10-18-2016 05:53 BJT

Officials in France are trying to identify unaccompanied minors in the refugee camp known as the Jungle. The controversial site is set to be demolished. But it's a process that's fraught with difficulty.

The registration process is chaotic. The French and British government are speeding up the process of unaccompanied migrant children out of the Jungle and everyone here wants to get their case heard.

On Monday, 14 children arrived in London to be reunited with relatives already living in Britain. More are expected to follow in the coming weeks, but campaigners say not enough children are going to be resettled.

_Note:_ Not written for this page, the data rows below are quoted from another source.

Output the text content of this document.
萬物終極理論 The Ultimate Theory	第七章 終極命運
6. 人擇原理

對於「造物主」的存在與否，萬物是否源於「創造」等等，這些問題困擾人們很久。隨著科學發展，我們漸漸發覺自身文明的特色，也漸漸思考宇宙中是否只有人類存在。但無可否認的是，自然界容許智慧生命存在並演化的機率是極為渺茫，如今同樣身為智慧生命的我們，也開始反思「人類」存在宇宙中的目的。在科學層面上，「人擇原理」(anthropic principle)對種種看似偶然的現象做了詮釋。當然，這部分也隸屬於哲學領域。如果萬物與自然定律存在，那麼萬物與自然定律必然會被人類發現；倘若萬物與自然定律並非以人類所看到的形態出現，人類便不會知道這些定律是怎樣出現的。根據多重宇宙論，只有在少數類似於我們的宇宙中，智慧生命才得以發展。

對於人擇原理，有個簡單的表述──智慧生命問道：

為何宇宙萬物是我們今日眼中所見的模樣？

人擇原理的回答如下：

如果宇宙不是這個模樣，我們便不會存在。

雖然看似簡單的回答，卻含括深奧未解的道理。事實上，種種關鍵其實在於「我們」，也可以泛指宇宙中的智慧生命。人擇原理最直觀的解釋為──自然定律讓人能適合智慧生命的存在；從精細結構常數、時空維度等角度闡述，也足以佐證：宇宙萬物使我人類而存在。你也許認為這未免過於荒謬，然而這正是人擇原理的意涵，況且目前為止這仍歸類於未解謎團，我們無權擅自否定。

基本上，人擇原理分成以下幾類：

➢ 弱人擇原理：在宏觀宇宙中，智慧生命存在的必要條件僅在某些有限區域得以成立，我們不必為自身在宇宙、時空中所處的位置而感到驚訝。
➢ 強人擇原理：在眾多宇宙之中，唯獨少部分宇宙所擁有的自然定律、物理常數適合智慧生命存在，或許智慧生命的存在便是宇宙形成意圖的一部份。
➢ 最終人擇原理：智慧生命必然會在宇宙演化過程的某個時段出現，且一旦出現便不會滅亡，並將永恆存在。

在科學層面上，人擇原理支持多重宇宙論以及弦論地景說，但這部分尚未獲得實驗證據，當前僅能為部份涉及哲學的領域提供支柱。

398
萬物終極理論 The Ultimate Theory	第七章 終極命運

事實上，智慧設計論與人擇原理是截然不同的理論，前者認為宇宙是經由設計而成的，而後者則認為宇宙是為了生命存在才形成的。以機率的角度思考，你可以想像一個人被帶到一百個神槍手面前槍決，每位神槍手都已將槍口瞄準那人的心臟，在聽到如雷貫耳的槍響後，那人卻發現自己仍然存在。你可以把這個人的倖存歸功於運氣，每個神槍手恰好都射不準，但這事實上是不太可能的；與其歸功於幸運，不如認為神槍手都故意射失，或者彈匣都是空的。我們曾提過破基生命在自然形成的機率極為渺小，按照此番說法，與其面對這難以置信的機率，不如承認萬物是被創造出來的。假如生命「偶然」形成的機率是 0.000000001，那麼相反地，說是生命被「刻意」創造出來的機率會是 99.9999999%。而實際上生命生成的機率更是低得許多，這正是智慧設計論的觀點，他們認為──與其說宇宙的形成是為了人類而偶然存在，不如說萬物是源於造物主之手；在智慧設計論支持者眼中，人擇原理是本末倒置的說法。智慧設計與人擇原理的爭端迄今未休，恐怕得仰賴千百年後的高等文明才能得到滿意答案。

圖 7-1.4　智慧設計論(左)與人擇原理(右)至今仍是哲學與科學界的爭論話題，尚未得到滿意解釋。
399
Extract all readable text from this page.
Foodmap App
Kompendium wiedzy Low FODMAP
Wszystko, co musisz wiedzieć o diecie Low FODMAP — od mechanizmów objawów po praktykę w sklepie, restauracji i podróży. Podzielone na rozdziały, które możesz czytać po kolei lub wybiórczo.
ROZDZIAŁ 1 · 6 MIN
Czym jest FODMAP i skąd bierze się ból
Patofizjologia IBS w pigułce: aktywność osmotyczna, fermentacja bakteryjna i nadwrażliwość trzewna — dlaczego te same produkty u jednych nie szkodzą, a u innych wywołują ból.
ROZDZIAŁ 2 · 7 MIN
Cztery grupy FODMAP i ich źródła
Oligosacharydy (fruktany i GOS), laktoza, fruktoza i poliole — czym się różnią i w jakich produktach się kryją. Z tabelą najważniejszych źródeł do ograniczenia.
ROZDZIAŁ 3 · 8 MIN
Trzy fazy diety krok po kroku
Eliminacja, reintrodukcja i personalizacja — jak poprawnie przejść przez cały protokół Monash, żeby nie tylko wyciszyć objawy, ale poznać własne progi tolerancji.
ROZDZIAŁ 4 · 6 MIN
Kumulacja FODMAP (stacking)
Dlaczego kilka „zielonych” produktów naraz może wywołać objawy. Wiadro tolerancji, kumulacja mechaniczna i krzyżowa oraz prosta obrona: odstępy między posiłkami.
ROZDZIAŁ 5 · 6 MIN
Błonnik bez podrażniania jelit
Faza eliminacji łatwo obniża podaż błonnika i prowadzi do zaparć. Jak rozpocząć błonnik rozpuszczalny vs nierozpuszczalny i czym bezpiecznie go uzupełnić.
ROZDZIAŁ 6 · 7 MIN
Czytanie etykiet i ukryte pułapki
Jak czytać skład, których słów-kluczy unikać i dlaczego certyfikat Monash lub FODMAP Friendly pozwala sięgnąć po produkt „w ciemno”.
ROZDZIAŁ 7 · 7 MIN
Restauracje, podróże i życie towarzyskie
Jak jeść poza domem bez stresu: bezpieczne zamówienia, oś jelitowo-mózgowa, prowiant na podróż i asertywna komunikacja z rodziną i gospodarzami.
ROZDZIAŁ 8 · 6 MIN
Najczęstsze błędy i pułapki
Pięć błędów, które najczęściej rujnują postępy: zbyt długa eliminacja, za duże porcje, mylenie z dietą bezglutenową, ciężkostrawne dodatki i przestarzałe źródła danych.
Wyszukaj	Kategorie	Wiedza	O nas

It's taken a hell of a long time for it to happen, it's taken a hell of a lot of pressure for it to happen. It's great that it is happening, but what we are hearing is that maximum it's going to be 300 children and we've got over 1,000 children here... and what about the rest?

The identification process is extremely complicated. Most of the minors are teenagers without passports or other forms of ID and proving their age - and their claim to be travelling alone - is difficult.

Soon the Jungle camp will be demolished and the thousands of people who call it home will be forcibly evicted.

Youth support groups say when part of the camp was destroyed earlier this year, more than one hundred unaccompanied minors went missing. And there is concern that children who are not granted safe passage to the UK will try more dangerous ways of getting there.

"As we draw closer to an eviction the attempts of young people to get across to the UK and the risks that they'll take to do it increase and it becomes more and more desperate to get there because eventually this will go and their support structure will also go. The main illegal route now would be on a lorry, stowing away on a lorry and there are frequent attempts by children to get onto moving vehicles and children have died doing it," Jonathan Willis with Refugee Youth Service said.

The French government had planned to start dismantling this camp, this week. That's been delayed now, which does mean there is more time to process the resettlement of unaccompanied minors. But the fate of many young, vulnerable, people here in the Jungle remains far from clear.